Research Center for Digital Sustainability

Sentence Boundary Detection for Multilingual Legal Text

Sentence Boundary Detection for Multilingual Legal Text

This project is available as a Bachelor's project.

Introduction

Swiss court decisions are anonymized to protect the privacy of the involved people (parties, victims, etc.). Previous research [1] has shown that it is possible to re-identify companies involved in court decisions by linking the rulings with external data in certain cases. Our project tries to further build an automated system for re-identifying involved people from court rulings. This system can then be used as a test for the anonymization practice of Swiss courts. For more information regarding the overarching research project, please go here.

Research has shown [2], that Sentence Boundary Detection (SBD) is not “solved” yet, especially in informal language and in special domains. Especially in the legal domain, conventional sentence splitting methods are still subpar. Although in German [3] recent research worked on mitigating this issue, in many other languages such as French, Italian, Spanish, or Portuguese, SBD is not sufficiently researched, to the best of our knowledge. With this project, we plan to close this gap by creating a dataset for multilingual legal SBD, evaluating the performance of current methods on it, and training a superior model.

Research Questions

So far, to the best of our knowledge, the performance of Sentence Boundary Detection is still subpar in multilingual legal documents

RQ1: What is the performance of current sentence boundary detection systems on multilingual legal data

RQ2: To what extent can we improve upon this performance?

Steps

  1. Get roughly familiar with the literature on Sentence Boundary Detection
  2. Select suitable data (diverse legal data (contracts, court decisions, legislation, commentaries, etc.) in multiple languages)
  3. Setup prodigy for legal sentence boundary annotations and write annotation guidelines
  4. Supervise the annotation process
  5. Evaluate the performance (F1 over boundary points) of existing systems on the newly annotated dataset
  6. Train a new system (probably based on transformers) and evaluate it
  7. Analyze the results

Activities

⬤⬤⬤◯◯ Programming

⬤⬤⬤⬤◯ Experimentation

⬤◯◯◯◯ Literature

Prerequisites

Good programming skills (preferably in Python)

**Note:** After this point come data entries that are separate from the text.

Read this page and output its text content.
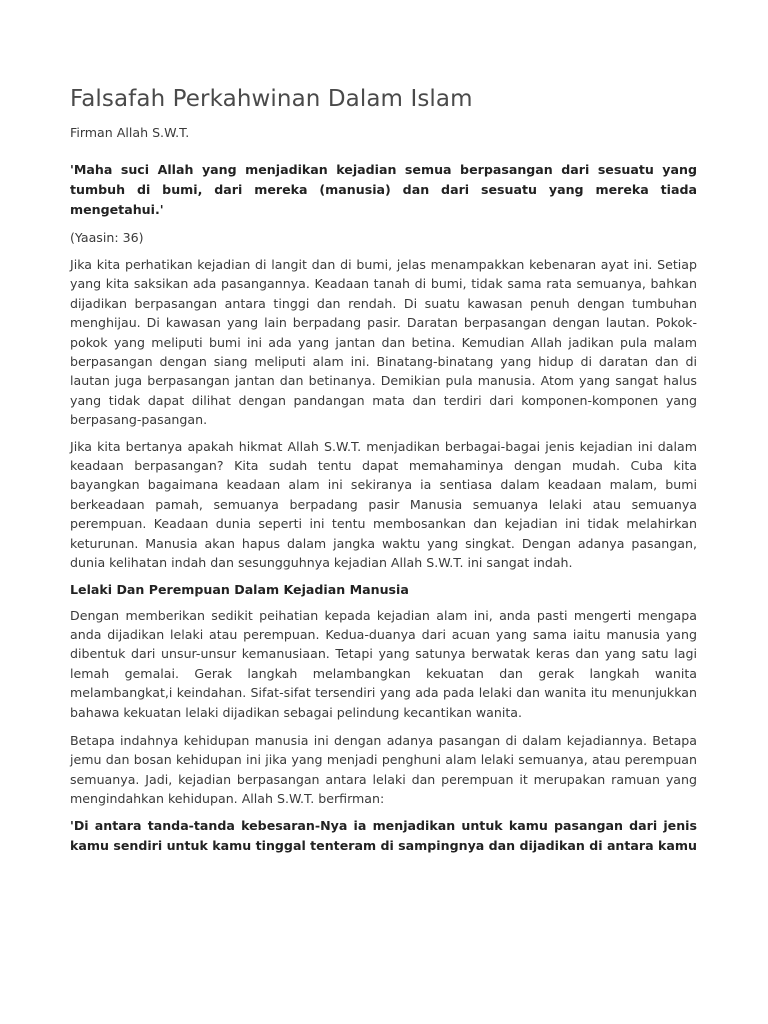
Falsafah Perkahwinan Dalam Islam

Firman Allah S.W.T.

'Maha suci Allah yang menjadikan kejadian semua berpasangan dari sesuatu yang tumbuh di bumi, dari mereka (manusia) dan dari sesuatu yang mereka tiada mengetahui.'

(Yaasin: 36)

Jika kita perhatikan kejadian di langit dan di bumi, jelas menampakkan kebenaran ayat ini. Setiap yang kita saksikan ada pasangannya. Keadaan tanah di bumi, tidak sama rata semuanya, bahkan dijadikan berpasangan antara tinggi dan rendah. Di suatu kawasan penuh dengan tumbuhan menghijau. Di kawasan yang lain berpadang pasir. Daratan berpasangan dengan lautan. Pokok-pokok yang meliputi bumi ini ada yang jantan dan betina. Kemudian Allah jadikan pula malam berpasangan dengan siang meliputi alam ini. Binatang-binatang yang hidup di daratan dan di lautan juga berpasangan jantan dan betinanya. Demikian pula manusia. Atom yang sangat halus yang tidak dapat dilihat dengan pandangan mata dan terdiri dari komponen-komponen yang berpasang-pasangan.

Jika kita bertanya apakah hikmat Allah S.W.T. menjadikan berbagai-bagai jenis kejadian ini dalam keadaan berpasangan? Kita sudah tentu dapat memahaminya dengan mudah. Cuba kita bayangkan bagaimana keadaan alam ini sekiranya ia sentiasa dalam keadaan malam, bumi berkeadaan pamah, semuanya berpadang pasir Manusia semuanya lelaki atau semuanya perempuan. Keadaan dunia seperti ini tentu membosankan dan kejadian ini tidak melahirkan keturunan. Manusia akan hapus dalam jangka waktu yang singkat. Dengan adanya pasangan, dunia kelihatan indah dan sesungguhnya kejadian Allah S.W.T. ini sangat indah.

Lelaki Dan Perempuan Dalam Kejadian Manusia

Dengan memberikan sedikit peihatian kepada kejadian alam ini, anda pasti mengerti mengapa anda dijadikan lelaki atau perempuan. Kedua-duanya dari acuan yang sama iaitu manusia yang dibentuk dari unsur-unsur kemanusiaan. Tetapi yang satunya berwatak keras dan yang satu lagi lemah gemalai. Gerak langkah melambangkan kekuatan dan gerak langkah wanita melambangkat,i keindahan. Sifat-sifat tersendiri yang ada pada lelaki dan wanita itu menunjukkan bahawa kekuatan lelaki dijadikan sebagai pelindung kecantikan wanita.

Betapa indahnya kehidupan manusia ini dengan adanya pasangan di dalam kejadiannya. Betapa jemu dan bosan kehidupan ini jika yang menjadi penghuni alam lelaki semuanya, atau perempuan semuanya. Jadi, kejadian berpasangan antara lelaki dan perempuan it merupakan ramuan yang mengindahkan kehidupan. Allah S.W.T. berfirman:

'Di antara tanda-tanda kebesaran-Nya ia menjadikan untuk kamu pasangan dari jenis kamu sendiri untuk kamu tinggal tenteram di sampingnya dan dijadikan di antara kamu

Preferably experience in deep learning (transformers)

Contact

Joel Niklaus

References

[1] Vokinger, K.N., Mühlematter, U.J., 2019. Re-Identifikation von Gerichtsurteilen durch «Linkage» von Daten(banken). Jusletter 27.
[2] Jonathon Read, Rebecca Dridan, Stephan Oepen, and Lars Jørgen Solberg. 2012. Sentence Boundary Detection: A Long Solved Problem?. In Proceedings of COLING 2012: Posters, pages 985–994, Mumbai, India. The COLING 2012 Organizing Committee.
[3] Glaser, I., Moser, S., & Matthes, F. (2021). Sentence Boundary Detection in German Legal Documents. ICAART.